S’il est vrai que les estampes japonaises avaient été reléguées au second plan lors de la septième Exposition universelle de 1867, les œuvres et productions du pays du Soleil-Levant vont contribuer à la vogue du japonisme en Occident. La plupart des impressionnistes, tels Manet, Van Gogh, Gauguin, Toulouse-Lautrec y ont puisé de nouvelles sources d’inspirations picturales. De même que le peintre américain James Whistler (1834-1903) dont le Japon fut un véritable fil conducteur de son travail. À la fin des années 1880, Pierre Bonnard tombe à son tour sous le charme de ces estampes, qu’il va collectionner jusqu’à la fin de sa vie.
La folie Japon
Avec ses amis du groupe des Nabis (1), Maurice Denis, Edouard Vuillard et Paul Ranson, créé en 1889 sous l’influence de Paul Sérusier, Bonnard veut s’émanciper de l’académisme et cherche de nouvelles formes. Ces artistes, précurseurs des avant-gardes du début du XXe siècle, veulent spiritualiser l’art en le simplifiant et lui donner une portée universelle. Dès 1889, Bonnard réalise des paravents inspirés de motifs issus de l’art japonais. L’exposition d’estampes japonaises à l’École des Beaux-arts au printemps 1890 est une véritable révélation pour lui et va accentuer ses choix. Il se détourne dès lors de la représentation du réel et adopte de nouveaux principes esthétiques : refus du réalisme, absence de perspective, planéité de la composition, intensité des couleurs …
« J’avais compris au contact de ces frustes images populaires que la couleur pouvait comme ici exprimer toutes choses sans besoin de relief ou de modelé. Il m’apparut qu’il était possible de traduire lumière, formes et caractère rien qu’avec la couleur », écrit-il.

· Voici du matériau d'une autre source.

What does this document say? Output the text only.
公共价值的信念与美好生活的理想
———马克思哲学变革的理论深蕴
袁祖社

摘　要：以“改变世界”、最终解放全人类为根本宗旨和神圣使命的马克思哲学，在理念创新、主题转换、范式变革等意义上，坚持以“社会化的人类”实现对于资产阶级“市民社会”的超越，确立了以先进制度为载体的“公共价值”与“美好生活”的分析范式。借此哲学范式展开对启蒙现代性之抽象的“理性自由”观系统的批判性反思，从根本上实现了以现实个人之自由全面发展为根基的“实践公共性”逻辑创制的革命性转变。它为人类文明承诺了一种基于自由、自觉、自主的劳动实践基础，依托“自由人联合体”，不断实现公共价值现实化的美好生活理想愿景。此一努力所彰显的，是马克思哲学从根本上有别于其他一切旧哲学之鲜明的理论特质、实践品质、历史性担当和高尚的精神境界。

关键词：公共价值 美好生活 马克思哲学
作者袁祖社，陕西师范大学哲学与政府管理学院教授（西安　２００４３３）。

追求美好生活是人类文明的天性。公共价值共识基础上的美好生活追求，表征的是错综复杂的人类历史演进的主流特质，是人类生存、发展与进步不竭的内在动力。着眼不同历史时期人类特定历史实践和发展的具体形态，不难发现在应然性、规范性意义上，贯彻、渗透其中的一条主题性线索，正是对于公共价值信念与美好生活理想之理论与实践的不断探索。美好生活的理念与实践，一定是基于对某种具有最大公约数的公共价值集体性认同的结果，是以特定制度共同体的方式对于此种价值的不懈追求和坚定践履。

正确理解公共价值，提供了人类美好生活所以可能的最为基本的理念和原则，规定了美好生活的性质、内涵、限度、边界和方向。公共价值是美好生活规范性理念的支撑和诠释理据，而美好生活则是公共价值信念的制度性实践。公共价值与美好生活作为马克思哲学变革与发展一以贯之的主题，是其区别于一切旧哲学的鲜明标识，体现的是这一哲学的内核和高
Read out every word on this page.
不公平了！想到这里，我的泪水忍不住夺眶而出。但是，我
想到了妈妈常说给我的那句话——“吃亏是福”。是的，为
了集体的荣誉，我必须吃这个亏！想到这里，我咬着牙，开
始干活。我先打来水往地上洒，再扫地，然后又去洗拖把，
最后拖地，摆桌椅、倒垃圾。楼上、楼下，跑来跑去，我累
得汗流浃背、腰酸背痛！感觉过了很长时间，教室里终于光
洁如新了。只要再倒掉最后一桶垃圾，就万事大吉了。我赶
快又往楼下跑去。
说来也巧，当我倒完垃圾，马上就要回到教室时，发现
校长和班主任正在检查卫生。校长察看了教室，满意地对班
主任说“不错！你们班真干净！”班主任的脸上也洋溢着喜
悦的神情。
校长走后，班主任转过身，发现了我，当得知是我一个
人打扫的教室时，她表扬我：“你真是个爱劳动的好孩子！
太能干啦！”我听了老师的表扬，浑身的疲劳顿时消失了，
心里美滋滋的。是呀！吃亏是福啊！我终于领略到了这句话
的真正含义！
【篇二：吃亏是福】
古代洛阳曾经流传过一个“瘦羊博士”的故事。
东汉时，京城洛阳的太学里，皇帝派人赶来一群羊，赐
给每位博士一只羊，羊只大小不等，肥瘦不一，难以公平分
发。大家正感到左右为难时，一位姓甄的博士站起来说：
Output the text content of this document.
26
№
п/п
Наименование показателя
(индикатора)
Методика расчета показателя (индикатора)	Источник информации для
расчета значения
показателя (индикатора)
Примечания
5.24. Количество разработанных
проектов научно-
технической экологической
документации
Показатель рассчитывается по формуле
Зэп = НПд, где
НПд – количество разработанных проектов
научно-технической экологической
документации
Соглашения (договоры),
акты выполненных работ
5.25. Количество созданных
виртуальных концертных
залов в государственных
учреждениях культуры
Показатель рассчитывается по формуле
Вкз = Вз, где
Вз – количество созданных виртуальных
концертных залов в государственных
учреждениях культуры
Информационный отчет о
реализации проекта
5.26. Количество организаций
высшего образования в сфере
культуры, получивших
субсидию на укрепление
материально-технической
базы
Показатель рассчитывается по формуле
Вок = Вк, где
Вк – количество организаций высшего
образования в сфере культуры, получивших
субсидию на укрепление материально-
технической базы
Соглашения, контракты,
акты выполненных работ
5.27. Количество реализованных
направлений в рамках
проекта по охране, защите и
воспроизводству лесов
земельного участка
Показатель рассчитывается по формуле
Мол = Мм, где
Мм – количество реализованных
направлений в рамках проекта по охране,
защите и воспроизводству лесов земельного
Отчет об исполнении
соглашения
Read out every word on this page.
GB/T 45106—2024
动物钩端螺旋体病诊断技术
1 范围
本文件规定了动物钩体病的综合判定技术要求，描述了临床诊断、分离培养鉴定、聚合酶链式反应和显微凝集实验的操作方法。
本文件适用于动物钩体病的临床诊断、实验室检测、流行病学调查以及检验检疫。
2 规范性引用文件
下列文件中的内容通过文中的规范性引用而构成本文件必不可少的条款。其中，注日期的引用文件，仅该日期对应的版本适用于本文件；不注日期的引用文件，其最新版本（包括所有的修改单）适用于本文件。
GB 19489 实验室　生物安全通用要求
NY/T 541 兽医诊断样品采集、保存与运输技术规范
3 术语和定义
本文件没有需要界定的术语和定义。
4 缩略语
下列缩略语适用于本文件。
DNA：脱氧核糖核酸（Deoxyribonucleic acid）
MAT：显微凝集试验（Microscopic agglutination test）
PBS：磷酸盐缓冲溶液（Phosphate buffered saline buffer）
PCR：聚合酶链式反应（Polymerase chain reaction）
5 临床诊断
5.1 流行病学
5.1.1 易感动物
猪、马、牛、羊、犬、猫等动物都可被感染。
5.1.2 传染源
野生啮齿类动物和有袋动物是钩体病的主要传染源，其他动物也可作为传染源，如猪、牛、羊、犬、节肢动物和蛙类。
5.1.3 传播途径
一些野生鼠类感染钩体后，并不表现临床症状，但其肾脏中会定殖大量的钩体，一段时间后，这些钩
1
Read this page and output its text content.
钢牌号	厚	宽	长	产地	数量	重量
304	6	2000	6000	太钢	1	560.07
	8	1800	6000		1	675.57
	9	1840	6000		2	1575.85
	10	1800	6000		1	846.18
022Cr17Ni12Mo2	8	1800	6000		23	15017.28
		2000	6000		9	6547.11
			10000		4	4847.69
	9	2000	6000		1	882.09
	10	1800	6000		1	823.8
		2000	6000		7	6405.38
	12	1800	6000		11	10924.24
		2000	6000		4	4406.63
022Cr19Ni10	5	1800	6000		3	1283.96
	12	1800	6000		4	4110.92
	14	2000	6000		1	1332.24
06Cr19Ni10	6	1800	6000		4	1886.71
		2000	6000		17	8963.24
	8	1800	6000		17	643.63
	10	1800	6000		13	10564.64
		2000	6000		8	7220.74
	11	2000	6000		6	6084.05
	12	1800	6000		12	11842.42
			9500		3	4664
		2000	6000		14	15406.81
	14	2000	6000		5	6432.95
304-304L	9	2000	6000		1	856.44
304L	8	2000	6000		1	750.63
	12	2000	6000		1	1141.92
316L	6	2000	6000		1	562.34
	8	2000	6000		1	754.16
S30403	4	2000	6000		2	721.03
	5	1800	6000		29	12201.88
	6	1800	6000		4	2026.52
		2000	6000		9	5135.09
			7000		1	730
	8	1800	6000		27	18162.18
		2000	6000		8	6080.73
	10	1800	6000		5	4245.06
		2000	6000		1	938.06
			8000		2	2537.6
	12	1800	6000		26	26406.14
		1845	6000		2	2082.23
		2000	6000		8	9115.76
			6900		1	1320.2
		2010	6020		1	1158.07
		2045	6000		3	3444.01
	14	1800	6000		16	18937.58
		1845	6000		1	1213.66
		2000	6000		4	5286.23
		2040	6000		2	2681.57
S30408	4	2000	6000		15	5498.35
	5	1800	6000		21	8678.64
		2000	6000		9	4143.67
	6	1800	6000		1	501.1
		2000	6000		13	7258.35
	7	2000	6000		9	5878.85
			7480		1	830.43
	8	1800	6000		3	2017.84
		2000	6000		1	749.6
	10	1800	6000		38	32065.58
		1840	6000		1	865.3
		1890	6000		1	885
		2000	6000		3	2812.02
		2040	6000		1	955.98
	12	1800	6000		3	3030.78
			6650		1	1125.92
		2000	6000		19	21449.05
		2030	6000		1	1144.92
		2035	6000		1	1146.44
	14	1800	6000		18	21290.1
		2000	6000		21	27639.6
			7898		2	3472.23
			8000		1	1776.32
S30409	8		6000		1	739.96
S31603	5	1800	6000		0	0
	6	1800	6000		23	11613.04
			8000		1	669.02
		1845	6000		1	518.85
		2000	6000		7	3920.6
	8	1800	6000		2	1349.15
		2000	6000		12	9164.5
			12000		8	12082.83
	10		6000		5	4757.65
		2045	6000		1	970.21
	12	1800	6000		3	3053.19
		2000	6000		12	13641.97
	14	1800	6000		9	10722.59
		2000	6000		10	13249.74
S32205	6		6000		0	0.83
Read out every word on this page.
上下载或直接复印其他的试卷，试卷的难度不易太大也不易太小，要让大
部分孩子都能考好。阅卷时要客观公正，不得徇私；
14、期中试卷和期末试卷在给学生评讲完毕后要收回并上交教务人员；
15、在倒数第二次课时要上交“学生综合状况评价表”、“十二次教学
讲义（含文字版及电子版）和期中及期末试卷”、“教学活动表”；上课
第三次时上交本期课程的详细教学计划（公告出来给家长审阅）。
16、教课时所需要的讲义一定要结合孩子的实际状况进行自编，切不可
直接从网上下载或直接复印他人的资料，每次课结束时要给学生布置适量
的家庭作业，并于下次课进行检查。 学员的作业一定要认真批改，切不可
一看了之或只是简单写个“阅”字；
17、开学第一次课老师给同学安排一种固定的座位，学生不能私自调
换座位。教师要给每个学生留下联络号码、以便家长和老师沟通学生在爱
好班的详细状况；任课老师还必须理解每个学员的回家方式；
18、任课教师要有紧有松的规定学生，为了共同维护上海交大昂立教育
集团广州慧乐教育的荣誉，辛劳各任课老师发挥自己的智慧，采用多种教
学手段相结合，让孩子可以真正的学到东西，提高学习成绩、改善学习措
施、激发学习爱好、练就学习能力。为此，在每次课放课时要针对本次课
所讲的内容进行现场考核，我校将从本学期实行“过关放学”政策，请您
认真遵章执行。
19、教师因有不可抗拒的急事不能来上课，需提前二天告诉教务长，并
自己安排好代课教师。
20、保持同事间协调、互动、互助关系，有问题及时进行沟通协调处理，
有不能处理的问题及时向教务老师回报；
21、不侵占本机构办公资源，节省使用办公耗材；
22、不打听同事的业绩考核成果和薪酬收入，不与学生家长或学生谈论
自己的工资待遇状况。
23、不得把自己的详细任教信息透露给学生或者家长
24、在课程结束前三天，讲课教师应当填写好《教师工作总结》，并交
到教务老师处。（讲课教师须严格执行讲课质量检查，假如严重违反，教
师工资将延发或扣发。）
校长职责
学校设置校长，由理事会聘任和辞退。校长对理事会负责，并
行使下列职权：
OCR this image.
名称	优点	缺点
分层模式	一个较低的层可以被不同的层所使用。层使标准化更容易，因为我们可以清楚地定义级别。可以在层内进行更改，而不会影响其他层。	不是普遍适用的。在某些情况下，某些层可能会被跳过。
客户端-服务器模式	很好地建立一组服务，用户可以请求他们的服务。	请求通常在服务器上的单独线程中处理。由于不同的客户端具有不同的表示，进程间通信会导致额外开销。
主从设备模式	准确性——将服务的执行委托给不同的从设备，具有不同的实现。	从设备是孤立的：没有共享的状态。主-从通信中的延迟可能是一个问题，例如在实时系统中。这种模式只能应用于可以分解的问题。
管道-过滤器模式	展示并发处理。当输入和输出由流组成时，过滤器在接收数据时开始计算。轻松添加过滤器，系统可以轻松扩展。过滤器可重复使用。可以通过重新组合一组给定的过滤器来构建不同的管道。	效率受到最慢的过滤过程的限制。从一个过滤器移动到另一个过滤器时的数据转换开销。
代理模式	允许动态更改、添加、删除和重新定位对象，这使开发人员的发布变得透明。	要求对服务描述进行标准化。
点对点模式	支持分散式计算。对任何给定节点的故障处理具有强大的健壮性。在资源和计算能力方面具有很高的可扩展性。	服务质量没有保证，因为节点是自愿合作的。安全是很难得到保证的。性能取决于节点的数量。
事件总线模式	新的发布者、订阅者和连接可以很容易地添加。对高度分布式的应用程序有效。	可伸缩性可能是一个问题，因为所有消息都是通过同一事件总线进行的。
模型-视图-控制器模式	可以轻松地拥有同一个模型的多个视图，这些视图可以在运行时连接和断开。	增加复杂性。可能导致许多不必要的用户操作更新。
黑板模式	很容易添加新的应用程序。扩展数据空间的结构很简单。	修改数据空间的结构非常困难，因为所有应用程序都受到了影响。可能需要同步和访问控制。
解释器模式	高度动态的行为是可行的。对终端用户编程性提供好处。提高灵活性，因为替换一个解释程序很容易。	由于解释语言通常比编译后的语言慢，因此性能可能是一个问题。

Comme le rappelle Isabelle Cahn, commissaire de l’exposition à propos de l’art japonais, Bonnard en retient « sa capacité à simplifier les formes, son art de la litote, son goût pour l’imprévu, sa fantaisie instinctive ».
Bonnard, magicien de la lumière et de la couleur
Séduit par l’expression graphique des Japonais et la cohabitation de plusieurs temporalités dans une même image, Bonnard fait preuve de hardiesse dans la composition de ses œuvres, réduisant l’espace à la surface plane comme dans Poissons dans un bassin (1943). Particulièrement attentifs aux « crépons japonais » et aux papiers de riz froissés vendus par les magasins japonais de l’avenue de l’Opéra à Paris, le « Nabi très Japonard », comme on le surnomme, en donne la preuve dans certains de ses tableaux et dans les lithographies qu’il a réalisées à la demande du marchand d’art Ambroise Vollard, utilisant les couleurs pures en aplats et la stylisation en arabesques.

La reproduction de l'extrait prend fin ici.